28
Mar 14

Planned Shrinkage

After reading the paper for this week, it doesn’t seem to make sense why the city would reduce fire-control in areas that would statistically have more fires. Normally, these weird instances of pulling plugs and cutting support from people who need them is a matter of saving money. But here, cutting off the amount of fire departments available to control fires is a matter of life and death in some cases. However, once we establish that this is a “planned shrinkage,” and that the effects of reducing services in low-income areas was intentional, we see that the reason was in indeed disperse low-income populations.

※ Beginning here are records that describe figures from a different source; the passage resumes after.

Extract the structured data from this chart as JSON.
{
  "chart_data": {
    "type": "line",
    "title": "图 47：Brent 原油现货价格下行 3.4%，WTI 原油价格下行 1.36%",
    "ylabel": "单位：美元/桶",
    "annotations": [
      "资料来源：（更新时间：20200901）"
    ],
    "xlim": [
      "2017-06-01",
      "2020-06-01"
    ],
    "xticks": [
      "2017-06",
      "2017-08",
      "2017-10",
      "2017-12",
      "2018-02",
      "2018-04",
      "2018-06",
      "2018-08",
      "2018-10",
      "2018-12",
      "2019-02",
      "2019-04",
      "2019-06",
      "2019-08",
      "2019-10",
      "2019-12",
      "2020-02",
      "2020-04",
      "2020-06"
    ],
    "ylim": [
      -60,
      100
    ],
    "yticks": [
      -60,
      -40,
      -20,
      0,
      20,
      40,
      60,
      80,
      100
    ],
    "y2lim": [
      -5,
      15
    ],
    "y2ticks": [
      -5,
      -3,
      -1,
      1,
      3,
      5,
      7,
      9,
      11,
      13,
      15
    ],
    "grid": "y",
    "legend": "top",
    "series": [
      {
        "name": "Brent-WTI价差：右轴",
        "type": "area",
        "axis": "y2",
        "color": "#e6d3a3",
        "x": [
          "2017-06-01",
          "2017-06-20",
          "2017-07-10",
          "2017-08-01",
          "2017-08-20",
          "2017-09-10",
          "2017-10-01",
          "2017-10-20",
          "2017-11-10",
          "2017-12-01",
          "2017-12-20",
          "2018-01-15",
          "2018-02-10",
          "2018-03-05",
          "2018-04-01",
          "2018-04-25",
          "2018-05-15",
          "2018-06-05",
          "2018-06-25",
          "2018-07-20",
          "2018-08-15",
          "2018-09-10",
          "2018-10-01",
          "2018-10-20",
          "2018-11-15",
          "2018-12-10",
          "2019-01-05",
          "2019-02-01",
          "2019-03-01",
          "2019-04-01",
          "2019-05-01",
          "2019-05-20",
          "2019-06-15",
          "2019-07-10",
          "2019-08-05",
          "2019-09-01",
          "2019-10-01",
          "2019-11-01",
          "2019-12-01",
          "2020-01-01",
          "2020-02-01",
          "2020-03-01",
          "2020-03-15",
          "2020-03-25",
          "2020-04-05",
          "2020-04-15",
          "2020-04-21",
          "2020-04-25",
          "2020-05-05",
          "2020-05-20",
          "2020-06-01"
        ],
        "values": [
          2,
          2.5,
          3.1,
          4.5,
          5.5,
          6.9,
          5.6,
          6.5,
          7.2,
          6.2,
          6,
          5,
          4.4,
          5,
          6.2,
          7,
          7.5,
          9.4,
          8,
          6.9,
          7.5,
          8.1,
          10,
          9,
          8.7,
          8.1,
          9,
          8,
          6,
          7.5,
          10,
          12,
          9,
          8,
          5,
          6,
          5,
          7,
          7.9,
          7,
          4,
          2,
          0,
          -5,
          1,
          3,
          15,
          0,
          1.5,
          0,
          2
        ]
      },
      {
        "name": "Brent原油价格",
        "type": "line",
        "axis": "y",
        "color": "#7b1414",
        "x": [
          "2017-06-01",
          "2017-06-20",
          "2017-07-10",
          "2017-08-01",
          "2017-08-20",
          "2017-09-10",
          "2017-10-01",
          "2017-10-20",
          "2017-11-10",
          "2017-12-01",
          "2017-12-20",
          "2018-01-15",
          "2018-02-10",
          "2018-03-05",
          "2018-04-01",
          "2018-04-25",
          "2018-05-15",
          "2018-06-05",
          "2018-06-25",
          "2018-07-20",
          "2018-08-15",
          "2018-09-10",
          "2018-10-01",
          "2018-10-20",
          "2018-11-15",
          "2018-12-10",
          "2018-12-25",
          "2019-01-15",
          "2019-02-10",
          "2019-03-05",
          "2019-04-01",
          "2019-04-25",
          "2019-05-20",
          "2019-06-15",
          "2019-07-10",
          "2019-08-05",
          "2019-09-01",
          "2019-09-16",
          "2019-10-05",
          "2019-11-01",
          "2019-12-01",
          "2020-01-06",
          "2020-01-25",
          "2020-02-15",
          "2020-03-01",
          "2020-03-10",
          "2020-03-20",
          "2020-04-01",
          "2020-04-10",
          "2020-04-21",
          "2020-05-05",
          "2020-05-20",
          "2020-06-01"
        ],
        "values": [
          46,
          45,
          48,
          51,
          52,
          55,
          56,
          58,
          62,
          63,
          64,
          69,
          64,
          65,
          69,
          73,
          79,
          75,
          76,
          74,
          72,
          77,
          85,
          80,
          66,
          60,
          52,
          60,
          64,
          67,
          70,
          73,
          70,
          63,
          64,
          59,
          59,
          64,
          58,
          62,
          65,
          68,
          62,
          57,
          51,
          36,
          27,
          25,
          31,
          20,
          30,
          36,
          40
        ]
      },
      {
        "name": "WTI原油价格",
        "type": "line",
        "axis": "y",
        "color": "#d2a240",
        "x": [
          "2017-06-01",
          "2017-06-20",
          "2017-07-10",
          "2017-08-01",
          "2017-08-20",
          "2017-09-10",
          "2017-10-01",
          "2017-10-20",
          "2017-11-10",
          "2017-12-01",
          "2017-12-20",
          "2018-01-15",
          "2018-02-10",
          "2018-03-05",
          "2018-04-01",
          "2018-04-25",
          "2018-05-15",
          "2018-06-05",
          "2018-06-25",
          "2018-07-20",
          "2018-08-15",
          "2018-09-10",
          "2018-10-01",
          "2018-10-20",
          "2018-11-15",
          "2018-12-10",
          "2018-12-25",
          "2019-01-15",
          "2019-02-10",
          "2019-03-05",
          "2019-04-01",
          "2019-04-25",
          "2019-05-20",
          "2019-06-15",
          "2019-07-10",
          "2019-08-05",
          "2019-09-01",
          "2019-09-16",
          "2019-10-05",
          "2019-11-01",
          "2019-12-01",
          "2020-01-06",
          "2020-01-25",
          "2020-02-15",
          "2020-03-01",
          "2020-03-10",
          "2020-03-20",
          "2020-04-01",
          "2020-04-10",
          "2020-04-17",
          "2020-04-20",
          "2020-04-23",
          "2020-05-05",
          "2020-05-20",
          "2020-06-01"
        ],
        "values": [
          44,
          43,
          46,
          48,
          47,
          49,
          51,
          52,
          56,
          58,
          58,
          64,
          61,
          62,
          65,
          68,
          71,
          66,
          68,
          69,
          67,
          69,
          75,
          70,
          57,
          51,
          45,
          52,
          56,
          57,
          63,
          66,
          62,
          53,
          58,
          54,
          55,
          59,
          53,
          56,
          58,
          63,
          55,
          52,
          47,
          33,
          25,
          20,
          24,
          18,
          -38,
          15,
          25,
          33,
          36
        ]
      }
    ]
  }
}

Referring to Cameron’s flow-chart, I wonder if getting rid of AIDS dense areas was part of the plan as well or if it was just a consequence of dispersing low-income areas. Either way, the problem worsened and the spread of AIDS became harder to control.


28
Mar 14

Intricate connections

I really enjoyed this paper (except for the statistics, which I honestly did not even try to understand). I found its conclusions to be more complex than usual because they involved many factor, and therefore more realistic and interesting. Don’t get me wrong–it was disheartening as hell. But at least the phenomena Wallace is describing are complicated & multifaceted enough to reflect reality. There are one main causal chains that I picked out of the reading:

overcrowding + (evil) reduction in fire service => population dispersal/relocation => dispersal of intravenous drug using population (population with highest HIV/AIDS rates and transmission potential) => more widespread HIV/AIDS => more difficulty in creating effective HIV/AIDS prevention programs

This, to me, is the point of public health as a social science. We can pretty much guess that such important factors like housing quality & availability will have an effect on people’s physical health, but articles like this explain what exactly the effect is and clearly illustrate its cause-and-effect relationships. That said, I think the ideas Wallace presented here were somewhat limited by the “paper” format because all the interconnected ideas had to be split up on different pages. The timeline, specifically, could have been laid out more clearly (I think) even in the paper format. Y’all will hear more about that later this morning.


28
Mar 14

Pure Wrong

As I went through the reading this week, I couldn’t help but think about Professor Braine’s comments when she posted the reading- that this is one of the rare cases where evil intent seems to be involved. While many damaging policies have been put into place over the years, for most of them, one can argue that they were not made with bad intent, bad rather error of judgement. In the case of planned shrinkage, on the other hand, is is very difficult to see any motives behind these actions besides for hurting a particular segment of the population.